Myanmar’s economy is forecast to expand to 6.4 percent in the current fiscal year and pick up to 6.8 percent in the next, according to a report on the economy in Southeast Asia released by the Institute of Chartered Accountants in England and Wales (ICAEW) on Tuesday.

The report said that the forecast for Myanmar’s economy is positive as the country’s markets opes up to foreign investment, with the infrastructure, manufacturing and wholesale and retail services sectors expected to be the greatest beneficiaries. After a 14 percent drop in foreign direct investment to US$5.7 billion in 2018, currently foreign direct investment inflows are improving.

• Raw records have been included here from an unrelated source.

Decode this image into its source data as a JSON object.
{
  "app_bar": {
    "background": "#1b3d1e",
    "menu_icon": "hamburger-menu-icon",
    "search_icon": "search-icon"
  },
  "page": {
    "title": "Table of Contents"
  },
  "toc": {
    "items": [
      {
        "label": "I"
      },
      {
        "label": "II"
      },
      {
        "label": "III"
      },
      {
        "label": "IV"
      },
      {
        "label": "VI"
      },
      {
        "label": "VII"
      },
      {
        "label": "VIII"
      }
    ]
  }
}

According to the Myanmar Investment Commission, foreign direct investment inflows rose sharply with the bulk of investments channelled into transportation, communication, and manufacturing.

Domestically, infrastructure investment are expected to increase over the next 18 months as a result of big infrastructure projects including those under the China-Myanmar Economic Corridor (CMEC) such as New Yangon City, Kyaukphyu Deep Sea Port and Kyaukphyu-Kunming Railway projects.

“While higher infrastructure investment, and increased manufacturing and wholesale and retail services sectors are set to bring major benefits to the economy, we remain cautious of the infrastructure and regulatory drawbacks that will hinder Myanmar’s ability to fully reap the benefits of its low-wage advantage,” said Mark Billington, ICAEW regional director for Greater China and Southeast Asia.

The ongoing humanitarian crisis in the Rakhine State is included a key risk to the economy, with tourism and trade with the European Union potentially experiencing slowdowns.

In addition, while Myanmar is set to benefit from strengthening foreign direct investment inflows, this will greatly depend upon the country’s ability to improve its business environment and the complexity of its current tax system, enforcement of contracts and trading across borders. Looking further ahead, structural reforms are needed to aid firms’ ability to do business in Myanmar, the report said.